Most cyber security measures up till now have been reactive rather than preventive in nature but banks are beginning to implement additional measures to ensure data security at all stages. As banking becomes more digital and automated, so will attacks. Rakesh Viswanathan explains how security in BFSI will unfold in 2019, “The sector will invest in technologies that use AI and ML to stay ahead of attackers. Growing demand for highly skilled cyber-defenders will lead larger BFSI players to build their own in-house cyber academies to train their teams. Security orchestration, automation and response (SOAR) having big data platform capabilities will remain a priority for SOC teams providing visibility into all raw data for analysts to investigate with accelerated response in real time with less manual intervention.”

Road ahead for BFSI

As pre-cursor to any successful implementation, CIOs need to ensure that the technologies they evaluate are secure & scalable by default, have the least learning curve, are easy to deploy and manage, and do not distract the organization from their core business. Digital transformation efforts spread security resources thin, restricting visibility and fragmenting controls and requiring an equivalent security transformation effort. CIOs need to rethink their security strategy and implement global best practices. They need to redefine the security framework and shift from conventional security like point products, manual management, and reactive security to a strategy where different security elements are integrated into a single system, security workflows can span multiple network ecosystems, threat-intelligence is centrally collected and correlated, and threat detection and response is automated and uniform. Rapid response times are crucial, which makes the implementation of truly expansive and integrated security automation essential, from data collection to coordinated responses to threats.

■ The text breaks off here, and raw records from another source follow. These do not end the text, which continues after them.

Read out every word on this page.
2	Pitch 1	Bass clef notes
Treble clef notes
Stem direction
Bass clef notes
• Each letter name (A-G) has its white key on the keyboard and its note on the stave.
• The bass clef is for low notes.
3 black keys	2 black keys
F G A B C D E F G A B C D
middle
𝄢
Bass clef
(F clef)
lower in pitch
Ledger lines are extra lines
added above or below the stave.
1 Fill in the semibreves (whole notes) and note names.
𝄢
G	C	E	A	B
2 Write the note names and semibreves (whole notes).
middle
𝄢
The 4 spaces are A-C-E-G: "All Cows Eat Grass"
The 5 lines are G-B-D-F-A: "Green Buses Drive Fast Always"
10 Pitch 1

With mobile banking becoming mainstay, maintaining a comprehensive inventory of devices of end users through third-generation network access controls and behavior base-lining is important to monitor for aberrant behavior and malicious activity. Indian BFSI CIOs need to invest in detection tools and data lakes platforms to keep zero-day attack and threats residing at end-point at bay. They need to keep their infrastructure isolated and protected from the open environment and have robust and rapid incident response plan to deal with any possible attack scenario.

Hackers are increasingly focusing on vulnerabilities in emerging-market countries like India. BFSI IT and Cybersecurity leaders need to rethink their strategy, from automating their security hygiene measures to replacing isolated security devices with an integrated security fabric architecture that seamlessly spans the growing attack surface. As the Indian banking technology expected to grow $2.4 billion by 2020, the year will see significant advancements in BFSI digital transformation efforts. Organizations do not have much of a choice but to undertake a major revamp of cyber security.